The question is primarily one of fact, and it is not always easy to harmonize the decided cases. Cf., e. g., Arthur J. H. Johnson, 7 T.C. 1040; Michael Downs, 7 T.C. 1053, affirmed, 116 F.2d 504 (C. A. 9), certiorari denied, 334 U.S. 832; Swenson v. Thomas, 164 F.2d 783 (C. A. 5); Audio Gray Harvey, 10 T.C. 183; Jones v. Kyle, 190 F.2d 353 (C. A. 10); Burlin B. Hamer, 22 T.C. 343; Fred H. Pierce, 22 T.C. 493. Each case must turn upon the particular facts involved.

The present case is on the borderline, and we find our decision a difficult one to make. On the one hand, cases such as Michael Downs, supra, would seem to weigh against petitioner's position.
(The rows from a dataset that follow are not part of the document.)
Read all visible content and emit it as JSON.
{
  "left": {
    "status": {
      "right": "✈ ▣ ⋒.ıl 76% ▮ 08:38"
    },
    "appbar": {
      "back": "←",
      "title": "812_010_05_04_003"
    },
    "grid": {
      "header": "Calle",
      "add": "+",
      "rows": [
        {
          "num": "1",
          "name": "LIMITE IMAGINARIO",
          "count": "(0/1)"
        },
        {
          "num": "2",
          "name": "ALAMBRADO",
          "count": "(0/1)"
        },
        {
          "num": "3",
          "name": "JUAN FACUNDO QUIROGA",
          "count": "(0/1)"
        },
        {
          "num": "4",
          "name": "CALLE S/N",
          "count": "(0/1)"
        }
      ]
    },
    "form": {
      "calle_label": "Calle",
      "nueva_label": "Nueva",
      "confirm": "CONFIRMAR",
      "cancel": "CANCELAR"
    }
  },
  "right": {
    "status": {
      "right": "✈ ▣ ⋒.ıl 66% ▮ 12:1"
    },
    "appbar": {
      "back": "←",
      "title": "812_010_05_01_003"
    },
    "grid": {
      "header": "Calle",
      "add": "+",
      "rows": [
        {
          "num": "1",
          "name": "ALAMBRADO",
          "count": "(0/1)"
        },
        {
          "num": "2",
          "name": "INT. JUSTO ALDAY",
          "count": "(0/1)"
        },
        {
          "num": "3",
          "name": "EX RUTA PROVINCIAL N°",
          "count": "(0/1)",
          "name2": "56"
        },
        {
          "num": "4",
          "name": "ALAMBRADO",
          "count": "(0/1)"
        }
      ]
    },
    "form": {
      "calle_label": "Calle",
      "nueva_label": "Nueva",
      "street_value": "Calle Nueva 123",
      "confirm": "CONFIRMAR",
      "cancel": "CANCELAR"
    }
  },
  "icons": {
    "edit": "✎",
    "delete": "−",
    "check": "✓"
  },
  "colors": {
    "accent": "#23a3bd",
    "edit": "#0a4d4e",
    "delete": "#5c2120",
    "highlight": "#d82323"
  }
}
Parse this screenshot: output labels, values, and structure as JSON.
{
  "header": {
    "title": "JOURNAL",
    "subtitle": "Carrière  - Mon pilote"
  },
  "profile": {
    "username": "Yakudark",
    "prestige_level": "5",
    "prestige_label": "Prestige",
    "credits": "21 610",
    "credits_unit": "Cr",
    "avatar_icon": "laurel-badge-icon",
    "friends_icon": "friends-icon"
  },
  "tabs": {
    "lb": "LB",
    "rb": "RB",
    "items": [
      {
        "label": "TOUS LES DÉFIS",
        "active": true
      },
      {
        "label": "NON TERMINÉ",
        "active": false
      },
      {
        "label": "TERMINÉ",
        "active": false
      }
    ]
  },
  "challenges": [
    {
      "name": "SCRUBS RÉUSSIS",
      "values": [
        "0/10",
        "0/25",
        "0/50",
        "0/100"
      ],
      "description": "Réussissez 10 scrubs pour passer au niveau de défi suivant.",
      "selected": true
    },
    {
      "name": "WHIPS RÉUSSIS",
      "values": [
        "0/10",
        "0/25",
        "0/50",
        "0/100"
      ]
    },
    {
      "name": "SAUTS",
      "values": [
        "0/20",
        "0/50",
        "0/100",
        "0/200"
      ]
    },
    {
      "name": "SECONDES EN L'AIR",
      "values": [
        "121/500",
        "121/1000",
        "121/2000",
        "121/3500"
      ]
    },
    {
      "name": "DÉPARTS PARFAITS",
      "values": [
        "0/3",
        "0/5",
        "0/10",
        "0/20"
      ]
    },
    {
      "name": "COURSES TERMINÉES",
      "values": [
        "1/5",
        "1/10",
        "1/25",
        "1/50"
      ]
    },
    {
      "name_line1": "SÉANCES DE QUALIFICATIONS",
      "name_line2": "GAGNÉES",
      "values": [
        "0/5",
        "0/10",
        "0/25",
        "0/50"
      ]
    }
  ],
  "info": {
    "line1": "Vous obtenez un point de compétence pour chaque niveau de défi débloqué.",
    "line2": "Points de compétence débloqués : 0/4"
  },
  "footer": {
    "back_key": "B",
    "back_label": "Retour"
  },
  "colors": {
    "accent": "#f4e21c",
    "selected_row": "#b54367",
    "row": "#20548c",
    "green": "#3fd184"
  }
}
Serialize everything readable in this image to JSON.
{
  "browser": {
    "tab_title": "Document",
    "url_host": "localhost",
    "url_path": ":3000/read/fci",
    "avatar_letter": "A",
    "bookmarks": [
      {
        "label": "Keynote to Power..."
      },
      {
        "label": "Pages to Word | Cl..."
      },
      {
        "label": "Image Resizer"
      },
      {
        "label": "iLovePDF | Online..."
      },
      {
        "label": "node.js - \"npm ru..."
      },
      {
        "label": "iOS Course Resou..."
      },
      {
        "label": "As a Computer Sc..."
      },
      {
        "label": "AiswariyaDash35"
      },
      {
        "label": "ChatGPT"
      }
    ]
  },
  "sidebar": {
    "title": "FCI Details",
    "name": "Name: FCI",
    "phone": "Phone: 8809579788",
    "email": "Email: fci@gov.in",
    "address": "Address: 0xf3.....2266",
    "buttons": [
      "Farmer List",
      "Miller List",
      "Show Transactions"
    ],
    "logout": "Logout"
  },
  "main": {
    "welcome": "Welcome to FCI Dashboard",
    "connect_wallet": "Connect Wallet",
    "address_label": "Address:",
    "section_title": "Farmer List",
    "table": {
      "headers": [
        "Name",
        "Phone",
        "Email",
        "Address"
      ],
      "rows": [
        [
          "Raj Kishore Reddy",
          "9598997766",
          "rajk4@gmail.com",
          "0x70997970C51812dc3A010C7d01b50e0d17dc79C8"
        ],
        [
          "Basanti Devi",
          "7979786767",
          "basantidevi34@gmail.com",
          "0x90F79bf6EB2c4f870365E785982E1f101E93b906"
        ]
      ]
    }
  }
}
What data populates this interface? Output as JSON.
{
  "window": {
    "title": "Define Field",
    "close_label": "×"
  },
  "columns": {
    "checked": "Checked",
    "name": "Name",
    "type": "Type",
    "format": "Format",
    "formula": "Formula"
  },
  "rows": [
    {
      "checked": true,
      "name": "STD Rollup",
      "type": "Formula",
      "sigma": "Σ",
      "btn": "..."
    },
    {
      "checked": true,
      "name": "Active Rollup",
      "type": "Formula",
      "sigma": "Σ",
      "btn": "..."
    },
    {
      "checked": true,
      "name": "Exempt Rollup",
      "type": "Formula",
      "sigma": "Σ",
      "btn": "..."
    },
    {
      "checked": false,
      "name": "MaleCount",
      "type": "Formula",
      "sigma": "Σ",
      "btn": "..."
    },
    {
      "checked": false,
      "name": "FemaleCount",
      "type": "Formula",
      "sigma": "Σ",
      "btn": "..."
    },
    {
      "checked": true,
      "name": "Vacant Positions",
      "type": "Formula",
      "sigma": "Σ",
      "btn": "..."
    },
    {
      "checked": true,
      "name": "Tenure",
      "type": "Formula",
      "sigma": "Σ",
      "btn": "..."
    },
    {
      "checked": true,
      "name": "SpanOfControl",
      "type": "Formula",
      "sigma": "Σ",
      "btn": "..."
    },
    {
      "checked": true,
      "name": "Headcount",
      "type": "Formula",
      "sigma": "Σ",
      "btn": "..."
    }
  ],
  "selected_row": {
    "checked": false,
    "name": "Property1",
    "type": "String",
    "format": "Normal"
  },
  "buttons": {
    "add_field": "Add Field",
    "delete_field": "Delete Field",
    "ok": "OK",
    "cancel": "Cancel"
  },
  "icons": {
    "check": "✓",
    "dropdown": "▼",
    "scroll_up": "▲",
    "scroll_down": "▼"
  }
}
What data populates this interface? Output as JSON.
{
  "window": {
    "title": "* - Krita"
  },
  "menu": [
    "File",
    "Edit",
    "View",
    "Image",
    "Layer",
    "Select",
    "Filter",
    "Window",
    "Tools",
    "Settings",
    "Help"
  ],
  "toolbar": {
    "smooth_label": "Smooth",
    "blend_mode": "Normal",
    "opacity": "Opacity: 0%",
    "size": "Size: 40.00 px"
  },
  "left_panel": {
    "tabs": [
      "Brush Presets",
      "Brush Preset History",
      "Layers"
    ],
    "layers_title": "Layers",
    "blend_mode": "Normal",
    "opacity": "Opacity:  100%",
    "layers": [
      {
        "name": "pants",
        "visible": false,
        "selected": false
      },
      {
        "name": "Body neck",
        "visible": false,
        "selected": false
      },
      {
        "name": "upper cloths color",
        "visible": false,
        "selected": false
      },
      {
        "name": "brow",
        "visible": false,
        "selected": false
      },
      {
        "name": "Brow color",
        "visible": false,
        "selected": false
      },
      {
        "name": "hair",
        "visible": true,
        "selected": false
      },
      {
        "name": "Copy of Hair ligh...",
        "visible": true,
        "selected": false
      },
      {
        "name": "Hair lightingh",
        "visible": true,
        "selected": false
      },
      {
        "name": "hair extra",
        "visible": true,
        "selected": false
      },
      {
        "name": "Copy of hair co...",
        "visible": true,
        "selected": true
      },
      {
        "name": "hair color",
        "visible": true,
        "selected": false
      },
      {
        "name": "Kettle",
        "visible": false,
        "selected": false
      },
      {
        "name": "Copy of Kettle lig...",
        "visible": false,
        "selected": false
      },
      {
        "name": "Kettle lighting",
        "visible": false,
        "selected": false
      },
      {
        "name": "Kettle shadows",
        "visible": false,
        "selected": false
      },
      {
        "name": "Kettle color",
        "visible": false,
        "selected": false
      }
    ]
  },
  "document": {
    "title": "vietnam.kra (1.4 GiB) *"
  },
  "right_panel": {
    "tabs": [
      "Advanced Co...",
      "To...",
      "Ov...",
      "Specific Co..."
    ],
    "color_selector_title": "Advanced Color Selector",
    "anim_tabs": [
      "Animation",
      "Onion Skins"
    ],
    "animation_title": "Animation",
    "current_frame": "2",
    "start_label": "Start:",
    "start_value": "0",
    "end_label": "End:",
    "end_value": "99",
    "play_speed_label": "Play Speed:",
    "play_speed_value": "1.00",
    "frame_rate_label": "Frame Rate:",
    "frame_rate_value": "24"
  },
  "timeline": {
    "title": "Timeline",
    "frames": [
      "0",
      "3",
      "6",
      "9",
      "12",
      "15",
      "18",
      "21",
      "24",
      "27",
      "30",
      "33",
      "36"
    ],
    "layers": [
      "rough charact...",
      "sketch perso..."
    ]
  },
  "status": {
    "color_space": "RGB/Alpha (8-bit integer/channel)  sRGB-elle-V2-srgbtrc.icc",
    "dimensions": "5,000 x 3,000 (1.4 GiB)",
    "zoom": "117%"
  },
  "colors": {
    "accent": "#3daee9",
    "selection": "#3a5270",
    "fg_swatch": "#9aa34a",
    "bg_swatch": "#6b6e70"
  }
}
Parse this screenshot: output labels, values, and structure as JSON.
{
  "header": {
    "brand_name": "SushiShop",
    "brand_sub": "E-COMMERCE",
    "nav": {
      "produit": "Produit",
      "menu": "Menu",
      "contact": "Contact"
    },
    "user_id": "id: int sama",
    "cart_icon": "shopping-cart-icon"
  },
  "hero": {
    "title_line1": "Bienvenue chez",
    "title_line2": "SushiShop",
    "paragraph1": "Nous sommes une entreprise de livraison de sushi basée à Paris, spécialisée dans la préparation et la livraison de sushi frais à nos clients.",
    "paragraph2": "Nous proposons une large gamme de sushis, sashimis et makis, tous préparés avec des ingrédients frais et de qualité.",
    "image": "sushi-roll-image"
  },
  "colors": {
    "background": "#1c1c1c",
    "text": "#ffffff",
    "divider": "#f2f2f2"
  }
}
Indeed, it has been relied upon in Jones v. Kyle, supra, and in four unreported Memorandum Opinions of this Court in cases involving work performed in Saudi Arabia under contracts similar to that of petitioner. On the other hand, a different result is suggested by Swenson v. Thomas, supra, and Audio Gray Harvey, supra, where it is shown that the taxpayer has undertaken to make a career of foreign employment, even though his living conditions abroad are of the type that have been emphasized in Michael Downs.

It is our best judgment, on the present record, that this case follows more closely the pattern of the Audio Gray Harvey and Swenson cases. Petitioner herein had determined to make a career of foreign employment. We do not have merely one or two employment contracts, contemplating temporary absence from the United States. The contract in effect in 1949 should be viewed against the entire background of petitioner's foreign employment, involving a series of contracts. The fact that the other contracts were executed after 1949 is not fatal to petitioner's position; they throw helpful light on the situation as it existed in 1949. Although petitioner's first contract was technically terminated when he returned to the United States in November 1949, we are satisfied by the evidence that his visit to the United States at that time was merely a vacation, and that termination of the contract was simply a device for obtaining his transportation. It was in form but not in fact "terminal leave." It was understood when he left Saudi Arabia in November 1949 that he would return, and indeed he left most of his belongings there upon that expectation. Such temporary absence from the foreign country does not interrupt his period of foreign residence. See David E. Rose, 16 T.C. 232, 237.

We have concluded and found as a fact that petitioner was a bona fide resident of Saudi Arabia during 1949 within the meaning of section 116 (a).

Decision will be entered for the petitioners.